Erdogan meets Al-Burhan in Ankara
Turkish President Recep Tayyip Erdogan met in the capital, Ankara, yesterday evening, Wednesday, with the Chairman of the Sudanese Sovereignty Council, Abdel Fattah Al-Burhan.
Turkish Foreign Minister Hakan Fidan said that the meeting discussed mechanisms for sending humanitarian support to Sudan and Turkey’s continuing efforts to find a solution to the crisis there.
Al-Burhan was accompanied on the visit by the Foreign Minister-designate, Ali Al-Sadiq, and the Director of General Intelligence, Ahmed Ibrahim Mufaddal.
The discussions between Erdogan and Al-Burhan covered bilateral relations and economic cooperation, according to Al-Sadiq, who also noted that the Turkish side confirmed its readiness to help with the reconstruction of what the war had destroyed.

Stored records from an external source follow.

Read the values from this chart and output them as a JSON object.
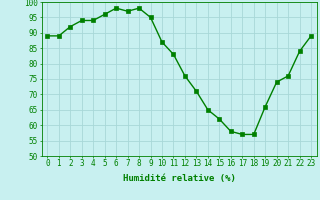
{
  "x": [
    0,
    1,
    2,
    3,
    4,
    5,
    6,
    7,
    8,
    9,
    10,
    11,
    12,
    13,
    14,
    15,
    16,
    17,
    18,
    19,
    20,
    21,
    22,
    23
  ],
  "y": [
    89,
    89,
    92,
    94,
    94,
    96,
    98,
    97,
    98,
    95,
    87,
    83,
    76,
    71,
    65,
    62,
    58,
    57,
    57,
    66,
    74,
    76,
    84,
    89
  ],
  "line_color": "#008000",
  "marker": "s",
  "marker_size": 2.2,
  "bg_color": "#c8f0f0",
  "grid_color": "#a8d8d8",
  "xlabel": "Humidité relative (%)",
  "ylim": [
    50,
    100
  ],
  "xlim": [
    -0.5,
    23.5
  ],
  "yticks": [
    50,
    55,
    60,
    65,
    70,
    75,
    80,
    85,
    90,
    95,
    100
  ],
  "xticks": [
    0,
    1,
    2,
    3,
    4,
    5,
    6,
    7,
    8,
    9,
    10,
    11,
    12,
    13,
    14,
    15,
    16,
    17,
    18,
    19,
    20,
    21,
    22,
    23
  ],
  "xlabel_fontsize": 6.5,
  "tick_fontsize": 5.5,
  "line_width": 1.0
}
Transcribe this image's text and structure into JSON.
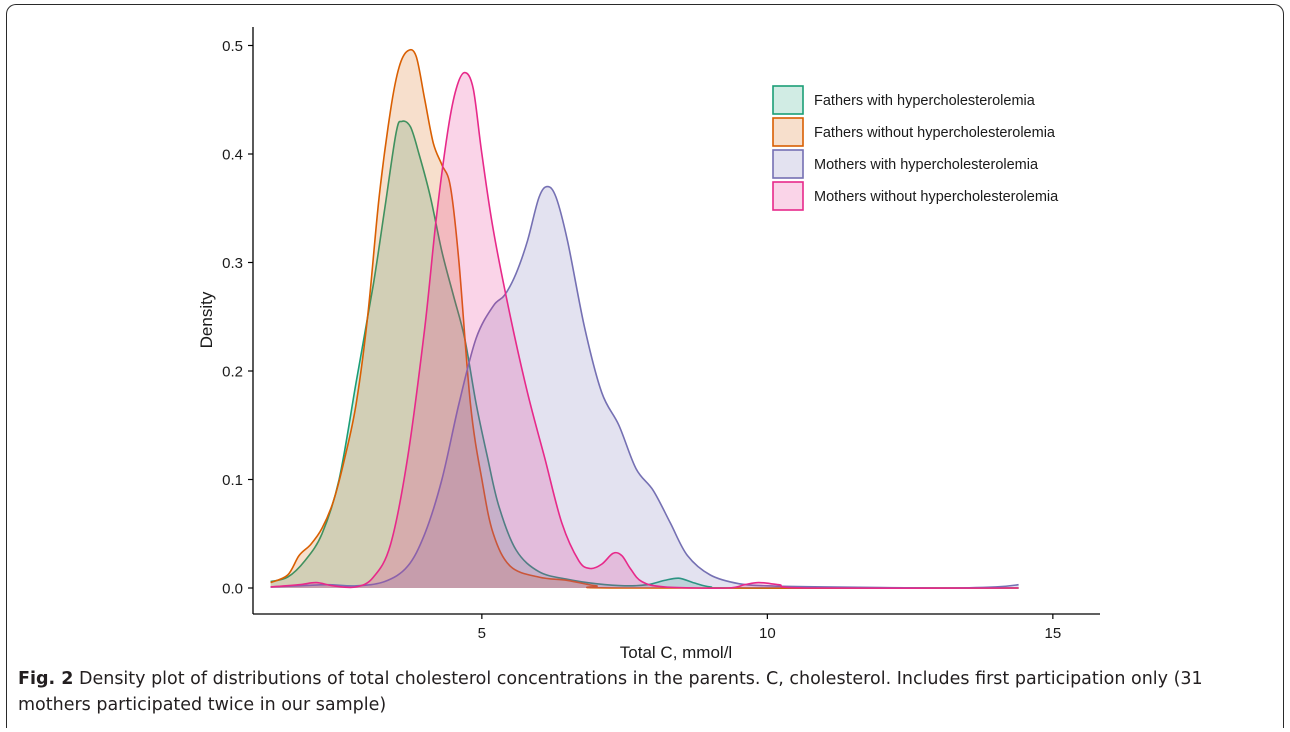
{
  "chart_data": {
    "type": "area",
    "xlabel": "Total C, mmol/l",
    "ylabel": "Density",
    "xlim": [
      1,
      15.5
    ],
    "ylim": [
      0,
      0.5
    ],
    "x_ticks": [
      5,
      10,
      15
    ],
    "y_ticks": [
      0.0,
      0.1,
      0.2,
      0.3,
      0.4,
      0.5
    ],
    "y_tick_labels": [
      "0.0",
      "0.1",
      "0.2",
      "0.3",
      "0.4",
      "0.5"
    ],
    "legend_position": "top-right",
    "grid": false,
    "series": [
      {
        "name": "Fathers with hypercholesterolemia",
        "color": "#1b9e77",
        "fill": "#1b9e77",
        "points": [
          [
            1.3,
            0.006
          ],
          [
            1.6,
            0.01
          ],
          [
            1.9,
            0.025
          ],
          [
            2.2,
            0.05
          ],
          [
            2.5,
            0.1
          ],
          [
            2.8,
            0.19
          ],
          [
            3.1,
            0.28
          ],
          [
            3.3,
            0.35
          ],
          [
            3.5,
            0.42
          ],
          [
            3.6,
            0.43
          ],
          [
            3.75,
            0.425
          ],
          [
            3.9,
            0.4
          ],
          [
            4.1,
            0.36
          ],
          [
            4.3,
            0.31
          ],
          [
            4.5,
            0.27
          ],
          [
            4.7,
            0.23
          ],
          [
            4.9,
            0.17
          ],
          [
            5.1,
            0.12
          ],
          [
            5.3,
            0.075
          ],
          [
            5.6,
            0.035
          ],
          [
            6.0,
            0.015
          ],
          [
            6.5,
            0.008
          ],
          [
            7.0,
            0.004
          ],
          [
            7.5,
            0.002
          ],
          [
            7.9,
            0.003
          ],
          [
            8.2,
            0.007
          ],
          [
            8.45,
            0.009
          ],
          [
            8.7,
            0.005
          ],
          [
            9.0,
            0.001
          ],
          [
            9.5,
            0.0
          ],
          [
            14.4,
            0.0
          ]
        ]
      },
      {
        "name": "Fathers without hypercholesterolemia",
        "color": "#d95f02",
        "fill": "#d95f02",
        "points": [
          [
            1.3,
            0.005
          ],
          [
            1.6,
            0.012
          ],
          [
            1.8,
            0.03
          ],
          [
            2.0,
            0.04
          ],
          [
            2.2,
            0.055
          ],
          [
            2.4,
            0.08
          ],
          [
            2.6,
            0.12
          ],
          [
            2.8,
            0.17
          ],
          [
            3.0,
            0.25
          ],
          [
            3.2,
            0.36
          ],
          [
            3.4,
            0.44
          ],
          [
            3.55,
            0.48
          ],
          [
            3.7,
            0.495
          ],
          [
            3.85,
            0.49
          ],
          [
            4.0,
            0.45
          ],
          [
            4.15,
            0.41
          ],
          [
            4.3,
            0.39
          ],
          [
            4.45,
            0.37
          ],
          [
            4.6,
            0.3
          ],
          [
            4.8,
            0.17
          ],
          [
            5.0,
            0.1
          ],
          [
            5.2,
            0.05
          ],
          [
            5.5,
            0.02
          ],
          [
            6.0,
            0.01
          ],
          [
            6.5,
            0.007
          ],
          [
            7.0,
            0.002
          ],
          [
            7.5,
            0.0
          ],
          [
            14.4,
            0.0
          ]
        ]
      },
      {
        "name": "Mothers with hypercholesterolemia",
        "color": "#7570b3",
        "fill": "#7570b3",
        "points": [
          [
            1.3,
            0.001
          ],
          [
            1.8,
            0.002
          ],
          [
            2.3,
            0.003
          ],
          [
            2.8,
            0.002
          ],
          [
            3.3,
            0.006
          ],
          [
            3.7,
            0.02
          ],
          [
            4.0,
            0.05
          ],
          [
            4.3,
            0.1
          ],
          [
            4.6,
            0.17
          ],
          [
            4.9,
            0.23
          ],
          [
            5.2,
            0.26
          ],
          [
            5.4,
            0.27
          ],
          [
            5.6,
            0.29
          ],
          [
            5.8,
            0.32
          ],
          [
            6.0,
            0.36
          ],
          [
            6.15,
            0.37
          ],
          [
            6.3,
            0.36
          ],
          [
            6.5,
            0.32
          ],
          [
            6.8,
            0.24
          ],
          [
            7.1,
            0.18
          ],
          [
            7.4,
            0.15
          ],
          [
            7.7,
            0.11
          ],
          [
            8.0,
            0.09
          ],
          [
            8.3,
            0.06
          ],
          [
            8.6,
            0.03
          ],
          [
            9.0,
            0.012
          ],
          [
            9.5,
            0.004
          ],
          [
            10.0,
            0.002
          ],
          [
            11.0,
            0.001
          ],
          [
            13.0,
            0.0
          ],
          [
            14.0,
            0.001
          ],
          [
            14.4,
            0.003
          ]
        ]
      },
      {
        "name": "Mothers without hypercholesterolemia",
        "color": "#e7298a",
        "fill": "#e7298a",
        "points": [
          [
            1.3,
            0.001
          ],
          [
            1.8,
            0.003
          ],
          [
            2.1,
            0.005
          ],
          [
            2.4,
            0.002
          ],
          [
            2.8,
            0.001
          ],
          [
            3.1,
            0.01
          ],
          [
            3.4,
            0.04
          ],
          [
            3.7,
            0.12
          ],
          [
            4.0,
            0.24
          ],
          [
            4.2,
            0.34
          ],
          [
            4.4,
            0.42
          ],
          [
            4.55,
            0.46
          ],
          [
            4.7,
            0.475
          ],
          [
            4.85,
            0.46
          ],
          [
            5.0,
            0.4
          ],
          [
            5.2,
            0.33
          ],
          [
            5.5,
            0.25
          ],
          [
            5.8,
            0.18
          ],
          [
            6.1,
            0.12
          ],
          [
            6.4,
            0.06
          ],
          [
            6.7,
            0.025
          ],
          [
            6.9,
            0.018
          ],
          [
            7.1,
            0.022
          ],
          [
            7.3,
            0.032
          ],
          [
            7.45,
            0.03
          ],
          [
            7.6,
            0.018
          ],
          [
            7.8,
            0.006
          ],
          [
            8.2,
            0.001
          ],
          [
            9.3,
            0.0
          ],
          [
            9.6,
            0.003
          ],
          [
            9.85,
            0.005
          ],
          [
            10.2,
            0.003
          ],
          [
            10.7,
            0.0
          ],
          [
            14.4,
            0.0
          ]
        ]
      }
    ]
  },
  "caption": {
    "label": "Fig. 2",
    "text": "Density plot of distributions of total cholesterol concentrations in the parents. C, cholesterol. Includes first participation only (31 mothers participated twice in our sample)"
  }
}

Erdogan offered to host “comprehensive negotiations” to resolve the ongoing violence in Sudan in a phone chat with Al-Burhan last May, but neither side to the conflict made an official response to this proposal.
After Egypt, South Sudan, Qatar, and Eritrea, Al-Burhan’s trip to Turkey is regarded as the fifth of its sort since the start of brutal warfare between the Sudanese army and the Rapid Support Forces in mid-April, which is still going on today.
On August 27, Al-Burhan left Khartoum for the city of Port Sudan, which has a view of the Red Sea and is in the country’s east. Some observers have taken this as an effort to support a cease-fire, while others see it as an attempt to flee what they refer to as a “crisis reality.”